CARLO UBBIALI - 20 LONGOS "BREVES" ANOS DE AUSÊNCIA SEMPRE PRESENTE!


 20 anos atrás, ao voltar com vários colaboradores de uma solenidade de formatura de um casal indígena que acabava de se formar em magistério, nas proximidades de Araguanã, no dia 04 de fevereiro de 2001, vinha a falecer num acidente de carro o Padre Carlo Ubbiali, amigo, irmão e companheiro. Ele havia nascido em Brignano (Bergamo - Itália) aos 28 de junho de 1939. Após o curso preparatório é enviado pelo então bispo de Cremona, ao Brasil, na diocese de Viana, no estado do Maranhão. Padre Carlo chega a Viana num momento delicado. Após a morte do bispo Dom Francisco Hélio Campos, considerado pelo regime militar como bispo perigoso por ter assumido a causa dos direitos dos lavradores e pobres daquela terra, é nomeado bispo de Viana o capuchinho Adalberto Abílio Paulo da Silva. Padre Carlo após um breve período de serviço pastoral em São Vicente Ferrer transfere-se para Boa Vista do Gurupi, na diocese de Cândido Mendes, hoje Zé Doca. Começa a ter os primeiros contatos com a realidade indígena, pois Boa Vista era uma cidade muito freqüentada pelos índios Tembé, Ka' apor e Timbira que ocupavam a  Alto Turiaçu. Fundador do Regional CIMI -MA (Conselho Indigenista Missionário do Maranhão) começa a articular a pastoral indigenista nos estados do Maranhão e Tocantins e a desencadear campanhas e mobilizações. A mais significativa destas, e que marcou a vida do padre, foi a sua participação em 1981 na transferência de um grupo de índios Guajá, índios nômades e com poucos contatos, para garantir-lhes a integridade física na atual Terra Indígena Awá-Guajá.
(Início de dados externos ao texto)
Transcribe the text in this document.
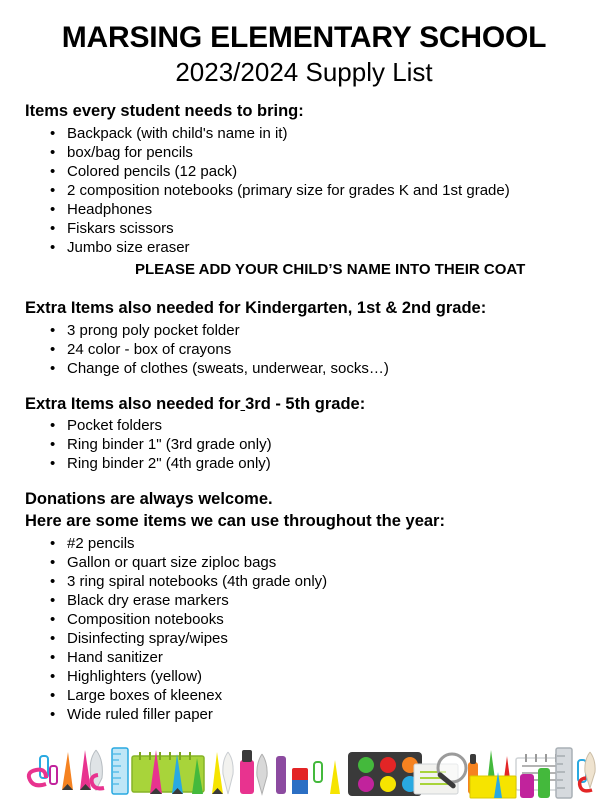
MARSING ELEMENTARY SCHOOL
2023/2024 Supply List
Items every student needs to bring:
• Backpack (with child's name in it)
• box/bag for pencils
• Colored pencils (12 pack)
• 2 composition notebooks (primary size for grades K and 1st grade)
• Headphones
• Fiskars scissors
• Jumbo size eraser
PLEASE ADD YOUR CHILD’S NAME INTO THEIR COAT
Extra Items also needed for Kindergarten, 1st & 2nd grade:
• 3 prong poly pocket folder
• 24 color - box of crayons
• Change of clothes (sweats, underwear, socks…)
Extra Items also needed for 3rd - 5th grade:
• Pocket folders
• Ring binder 1" (3rd grade only)
• Ring binder 2" (4th grade only)
Donations are always welcome.
Here are some items we can use throughout the year:
• #2 pencils
• Gallon or quart size ziploc bags
• 3 ring spiral notebooks (4th grade only)
• Black dry erase markers
• Composition notebooks
• Disinfecting spray/wipes
• Hand sanitizer
• Highlighters (yellow)
• Large boxes of kleenex
• Wide ruled filler paper
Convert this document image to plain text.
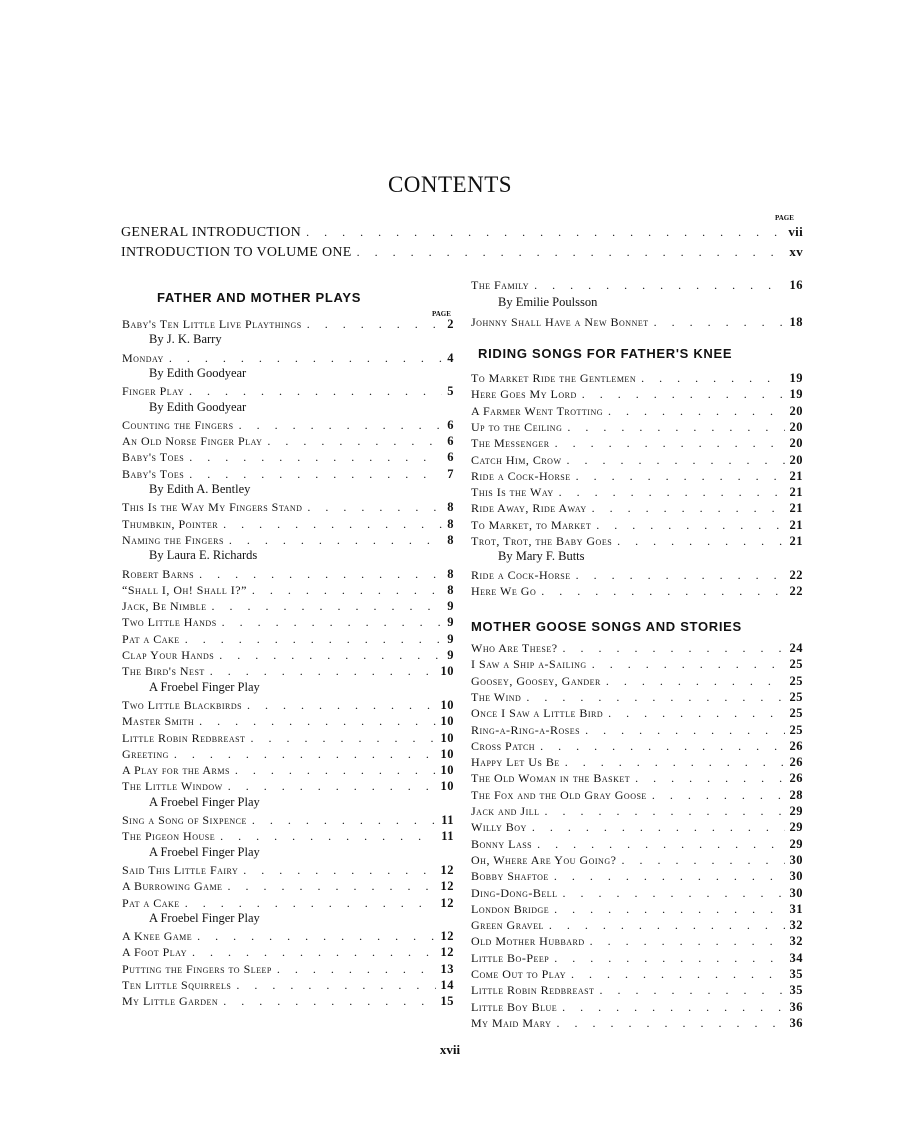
CONTENTS
PAGE
GENERAL INTRODUCTION . . .	vii
INTRODUCTION TO VOLUME ONE . . .	xv
FATHER AND MOTHER PLAYS
PAGE
Baby's Ten Little Live Playthings . . .	2
By J. K. Barry
Monday . . .	4
By Edith Goodyear
Finger Play . . .	5
By Edith Goodyear
Counting the Fingers . . .	6
An Old Norse Finger Play . . .	6
Baby's Toes . . .	6
Baby's Toes . . .	7
By Edith A. Bentley
This Is the Way My Fingers Stand . . .	8
Thumbkin, Pointer . . .	8
Naming the Fingers . . .	8
By Laura E. Richards
Robert Barns . . .	8
“Shall I, Oh! Shall I?” . . .	8
Jack, Be Nimble . . .	9
Two Little Hands . . .	9
Pat a Cake . . .	9
Clap Your Hands . . .	9
The Bird's Nest . . .	10
A Froebel Finger Play
Two Little Blackbirds . . .	10
Master Smith . . .	10
Little Robin Redbreast . . .	10
Greeting . . .	10
A Play for the Arms . . .	10
The Little Window . . .	10
A Froebel Finger Play
Sing a Song of Sixpence . . .	11
The Pigeon House . . .	11
A Froebel Finger Play
Said This Little Fairy . . .	12
A Burrowing Game . . .	12
Pat a Cake . . .	12
A Froebel Finger Play
A Knee Game . . .	12
A Foot Play . . .	12
Putting the Fingers to Sleep . . .	13
Ten Little Squirrels . . .	14
My Little Garden . . .	15
The Family . . .	16
By Emilie Poulsson
Johnny Shall Have a New Bonnet . . .	18
RIDING SONGS FOR FATHER'S KNEE
To Market Ride the Gentlemen . . .	19
Here Goes My Lord . . .	19
A Farmer Went Trotting . . .	20
Up to the Ceiling . . .	20
The Messenger . . .	20
Catch Him, Crow . . .	20
Ride a Cock-Horse . . .	21
This Is the Way . . .	21
Ride Away, Ride Away . . .	21
To Market, to Market . . .	21
Trot, Trot, the Baby Goes . . .	21
By Mary F. Butts
Ride a Cock-Horse . . .	22
Here We Go . . .	22
MOTHER GOOSE SONGS AND STORIES
Who Are These? . . .	24
I Saw a Ship a-Sailing . . .	25
Goosey, Goosey, Gander . . .	25
The Wind . . .	25
Once I Saw a Little Bird . . .	25
Ring-a-Ring-a-Roses . . .	25
Cross Patch . . .	26
Happy Let Us Be . . .	26
The Old Woman in the Basket . . .	26
The Fox and the Old Gray Goose . . .	28
Jack and Jill . . .	29
Willy Boy . . .	29
Bonny Lass . . .	29
Oh, Where Are You Going? . . .	30
Bobby Shaftoe . . .	30
Ding-Dong-Bell . . .	30
London Bridge . . .	31
Green Gravel . . .	32
Old Mother Hubbard . . .	32
Little Bo-Peep . . .	34
Come Out to Play . . .	35
Little Robin Redbreast . . .	35
Little Boy Blue . . .	36
My Maid Mary . . .	36
xvii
Além disso, em 1982 articula com outras personalidades e movimentos de São Luís e do Maranhão inúmeras mobilizações de resistência à instalação da Alumar, ao Projeto Carajás e à ferrovia que originou impactos nocivos aos povos indígenas e comunidades situados às suas margens. Em 1990 em ocasião da assembléia nacional do Cimi é eleito vice-presidente nacional da entidade, sendo presidente Dom Tomás Balduíno. O último sonho da vida dele era iniciar um projeto de educação formal dos índios Awá-Guajá e a criação de uma escola de Ensino Médio para os índios Guajajara na Terra indígena Pindaré como forma de eles se tornarem artífices do seu futuro segundo seus valores, sua cultura, seus projetos de vida. Algo que se efetivou após alguns anos. 

Após 'longos' breves 20 anos, o missionário de Brignano, Bergamo, continua marcando presença e inspirando quantos se colocam ao lado da causa indígena. Imagino, por um momento, o que Carlos diria e faria, hoje, ao ver as tentativas da Funai em liberar garimpos e mineração em todas aquelas terras ainda não plenamente homologadas e diante de um presidente da República cuja prioridade para este ano coloca a 'mineração em terras indígenas', ignorando a situação de calamidade que o País vem enfrentando. Hoje, Carlos teria a nobre idade de 82 anos e não me é difícil imaginar o que aquele idoso faria se estivesse vivo e atuante no nosso meio...Certamente dedicaria mais tempo a leituras e momentos de espiritualidade que ele cultivava sistematicamente; daria mais tempo a amigos e a momentos de confraternização, aproveitando tudo o que a vida, a amizade, a fraternidade oferece de bonito e gostoso; continuaria fazendo algumas visitas seletivas a algumas aldeias próximas, dirigindo pessoalmente o seu carrinho e permanecendo nas aldeias ouvindo contos e cantos, histórias e estórias de um passado não tão mítico de povos resistentes e....anotando tudo naquela caderneta encardida que sempre levava junto. Não dispensaria, ao chegar à sua base em São Luís - como ele havia escolhido poucos meses antes de falecer, - chamar colaboradores e amigos para tomar juntos um vinho e assar uma carne vermelha, e entre uma análise e outras, não deixaria de apreciar algumas lorotas dando gargalhadas contagiantes. Pois, aqui estamos, hoje, 20 anos de presença real, não de um fantasma ou de um espírito desencarnado, mas de uma pessoa que nunca se ausentou entre aqueles que não desistem em senti-lo próximo!